Happiness

I wish there was a formula for having a good day but one you could just drink and  suddenly feel awesome, resulting in having the best day of your life everyday.  But alas there isn't a pill we could take to make us happy.  I even noticed on Fandango there is a movie out called "Hector and The Pursuit of Happiness.  It is like the hollywood world knows we are seeking joy all the time, yet there is no such thing as being happy all the time and we all know it.  To our dismay there are always going to be some sad days and some days when we just think "What a shitty day!".  The up side is that we usually have tomorrow and we think that tomorrow will be a better, happier and more joyful experience.  Unfortunately there is not warranty on happiness and no guarantee either way, so it's best that we find our joy here and now, working at it so that we can feel it now rather than later by doing things that may bring us some sunshine.

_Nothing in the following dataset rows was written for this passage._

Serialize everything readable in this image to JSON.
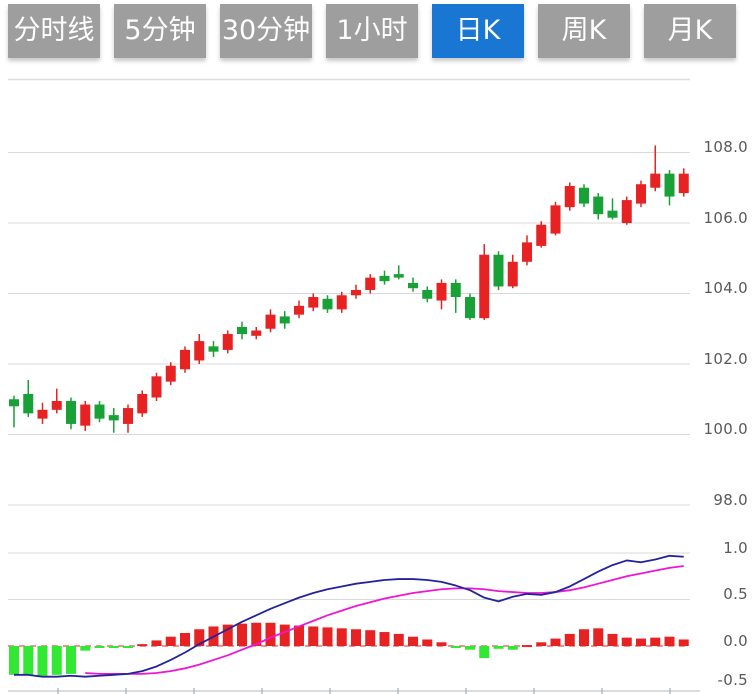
{
  "toolbar": {
    "buttons": [
      {
        "label": "分时线",
        "active": false
      },
      {
        "label": "5分钟",
        "active": false
      },
      {
        "label": "30分钟",
        "active": false
      },
      {
        "label": "1小时",
        "active": false
      },
      {
        "label": "日K",
        "active": true
      },
      {
        "label": "周K",
        "active": false
      },
      {
        "label": "月K",
        "active": false
      }
    ]
  },
  "chart_data": {
    "type": "candlestick+macd",
    "grid": true,
    "price_axis": {
      "side": "right",
      "ticks": [
        108.0,
        106.0,
        104.0,
        102.0,
        100.0,
        98.0
      ],
      "labels": [
        "108.0",
        "106.0",
        "104.0",
        "102.0",
        "100.0",
        "98.0"
      ],
      "range": [
        97.0,
        110.0
      ]
    },
    "indicator_axis": {
      "side": "right",
      "ticks": [
        1.0,
        0.5,
        0.0,
        -0.5
      ],
      "labels": [
        "1.0",
        "0.5",
        "0.0",
        "-0.5"
      ],
      "range": [
        -0.5,
        1.0
      ]
    },
    "candles_ohlc": [
      [
        101.0,
        101.1,
        100.2,
        100.8
      ],
      [
        101.15,
        101.55,
        100.5,
        100.6
      ],
      [
        100.45,
        100.9,
        100.3,
        100.7
      ],
      [
        100.7,
        101.3,
        100.6,
        100.95
      ],
      [
        100.95,
        101.05,
        100.15,
        100.3
      ],
      [
        100.25,
        100.95,
        100.1,
        100.85
      ],
      [
        100.85,
        100.95,
        100.35,
        100.45
      ],
      [
        100.55,
        100.75,
        100.05,
        100.4
      ],
      [
        100.3,
        100.85,
        100.05,
        100.75
      ],
      [
        100.6,
        101.25,
        100.5,
        101.15
      ],
      [
        101.05,
        101.75,
        100.95,
        101.65
      ],
      [
        101.5,
        102.05,
        101.4,
        101.95
      ],
      [
        101.85,
        102.5,
        101.75,
        102.4
      ],
      [
        102.1,
        102.85,
        102.0,
        102.65
      ],
      [
        102.5,
        102.65,
        102.2,
        102.35
      ],
      [
        102.4,
        102.95,
        102.3,
        102.85
      ],
      [
        103.05,
        103.2,
        102.7,
        102.85
      ],
      [
        102.8,
        103.05,
        102.7,
        102.95
      ],
      [
        103.0,
        103.55,
        102.9,
        103.4
      ],
      [
        103.35,
        103.5,
        103.0,
        103.15
      ],
      [
        103.4,
        103.8,
        103.3,
        103.65
      ],
      [
        103.6,
        104.0,
        103.5,
        103.9
      ],
      [
        103.85,
        103.95,
        103.45,
        103.55
      ],
      [
        103.55,
        104.05,
        103.45,
        103.95
      ],
      [
        103.95,
        104.25,
        103.85,
        104.1
      ],
      [
        104.1,
        104.55,
        104.0,
        104.45
      ],
      [
        104.5,
        104.65,
        104.25,
        104.35
      ],
      [
        104.55,
        104.8,
        104.4,
        104.45
      ],
      [
        104.3,
        104.45,
        104.05,
        104.15
      ],
      [
        104.1,
        104.2,
        103.75,
        103.85
      ],
      [
        103.8,
        104.4,
        103.55,
        104.3
      ],
      [
        104.3,
        104.4,
        103.45,
        103.9
      ],
      [
        103.9,
        104.0,
        103.25,
        103.3
      ],
      [
        103.3,
        105.4,
        103.25,
        105.1
      ],
      [
        105.1,
        105.2,
        104.1,
        104.2
      ],
      [
        104.2,
        105.1,
        104.15,
        104.9
      ],
      [
        104.9,
        105.65,
        104.8,
        105.45
      ],
      [
        105.35,
        106.05,
        105.3,
        105.95
      ],
      [
        105.7,
        106.6,
        105.65,
        106.5
      ],
      [
        106.45,
        107.15,
        106.35,
        107.05
      ],
      [
        107.0,
        107.1,
        106.45,
        106.55
      ],
      [
        106.75,
        106.85,
        106.1,
        106.25
      ],
      [
        106.35,
        106.7,
        106.1,
        106.15
      ],
      [
        106.0,
        106.75,
        105.95,
        106.65
      ],
      [
        106.55,
        107.2,
        106.45,
        107.1
      ],
      [
        107.0,
        108.2,
        106.9,
        107.4
      ],
      [
        107.4,
        107.5,
        106.5,
        106.75
      ],
      [
        106.85,
        107.55,
        106.75,
        107.4
      ]
    ],
    "macd": {
      "histogram": [
        -0.31,
        -0.31,
        -0.32,
        -0.31,
        -0.3,
        -0.05,
        -0.01,
        -0.02,
        -0.02,
        0.02,
        0.06,
        0.1,
        0.14,
        0.18,
        0.21,
        0.23,
        0.24,
        0.25,
        0.25,
        0.23,
        0.22,
        0.21,
        0.2,
        0.19,
        0.18,
        0.17,
        0.15,
        0.13,
        0.1,
        0.07,
        0.04,
        -0.02,
        -0.04,
        -0.13,
        -0.03,
        -0.04,
        0.01,
        0.04,
        0.08,
        0.13,
        0.18,
        0.19,
        0.13,
        0.09,
        0.08,
        0.09,
        0.1,
        0.07
      ],
      "dif": [
        -0.31,
        -0.31,
        -0.33,
        -0.33,
        -0.32,
        -0.33,
        -0.32,
        -0.31,
        -0.3,
        -0.27,
        -0.22,
        -0.15,
        -0.07,
        0.02,
        0.1,
        0.18,
        0.26,
        0.33,
        0.4,
        0.46,
        0.52,
        0.57,
        0.61,
        0.64,
        0.67,
        0.69,
        0.71,
        0.72,
        0.72,
        0.71,
        0.69,
        0.65,
        0.6,
        0.52,
        0.48,
        0.53,
        0.56,
        0.55,
        0.58,
        0.64,
        0.72,
        0.8,
        0.87,
        0.92,
        0.9,
        0.93,
        0.97,
        0.96
      ],
      "dea": [
        null,
        null,
        null,
        null,
        null,
        -0.29,
        -0.3,
        -0.3,
        -0.3,
        -0.3,
        -0.29,
        -0.27,
        -0.24,
        -0.2,
        -0.15,
        -0.1,
        -0.04,
        0.02,
        0.09,
        0.15,
        0.21,
        0.27,
        0.33,
        0.38,
        0.43,
        0.47,
        0.51,
        0.54,
        0.57,
        0.59,
        0.61,
        0.62,
        0.62,
        0.61,
        0.59,
        0.58,
        0.57,
        0.57,
        0.58,
        0.6,
        0.63,
        0.67,
        0.71,
        0.75,
        0.78,
        0.81,
        0.84,
        0.86
      ]
    },
    "colors": {
      "up": "#e62222",
      "down": "#18a136",
      "hist_up": "#e62222",
      "hist_down": "#33e833",
      "dif_line": "#23239b",
      "dea_line": "#ee16d6",
      "grid": "#d9d9d9",
      "zero_dashed": "#ef6e6e",
      "axis_text": "#595959",
      "button_bg": "#9e9e9e",
      "button_active_bg": "#1976d2"
    }
  }
}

Today my strategy is taking myself out to see a movie about a half hour away in South Barrington because it's not showing closer to me in Elgin, Algonquin or Carpentersville, but I am willing to drive more for my little peice of joy.  Taking myself to a movie is one of the ways I find my happiness among others, like taking me to dinner.  This kind of immediate gratification is temporary I admit but  beats sitting around feeling sorry for ourselves.  It beats sitting down for hours watching a TV screen or laying in bed till after noon.  I say pick your ass up and take yourself out.  Do something, anything to gratify yourself and to take the focus off of the darkness and buy yourself a little happiness.  I joke with people and tell them to go buy a new pair of undies or new funky socks.  Whatever it takes.  However it works.  That is what I say.

Some years back I had a therapist who said that I would be much happier in a warmer climate like Florida.  At that time I use to tell evereyone who'd listen that "I hate winter" and as a result I would be semi-miserable all winter long.  One year I decided that I would not voice that opinion of winter to anyone and that I would simply suck it up.  I would put on my long fur coat, a skull cap, a really big thick scarf and a pair of hearty gloves.  I would not let the weather dictate what I did or where I'd go. I would just put my winter gear on and head for the hills wherever that was: a movie, dinner, shopping or a doctor's appointment.  It was then that my alleged hate for winter weather ended and quite honestly on a trip to Mexico and to Florida in April I realized that the extreme hot weather did not make me smile any more than the winters in Chicago.  Now I look out the window at the snow and enjoy the way it looks so beautiful and white and soft.  Now I see winter from a very different lense.

Whatever it is that you think will bring happiness into your life give it a try.  Decide on a few things you will do to change from unhappy to happy, from empty to full.  Take the time to go to a movie if that is what it takes.  Try different things and don't limit yourself as long as you are doing things that are pure of heart and good for your soul.  Jump rope, go sledding with the kids, take a five day vacation to Cancun.  Make your own happiness and watch yourself rise above the darkness.  Then thank yourself for doing so.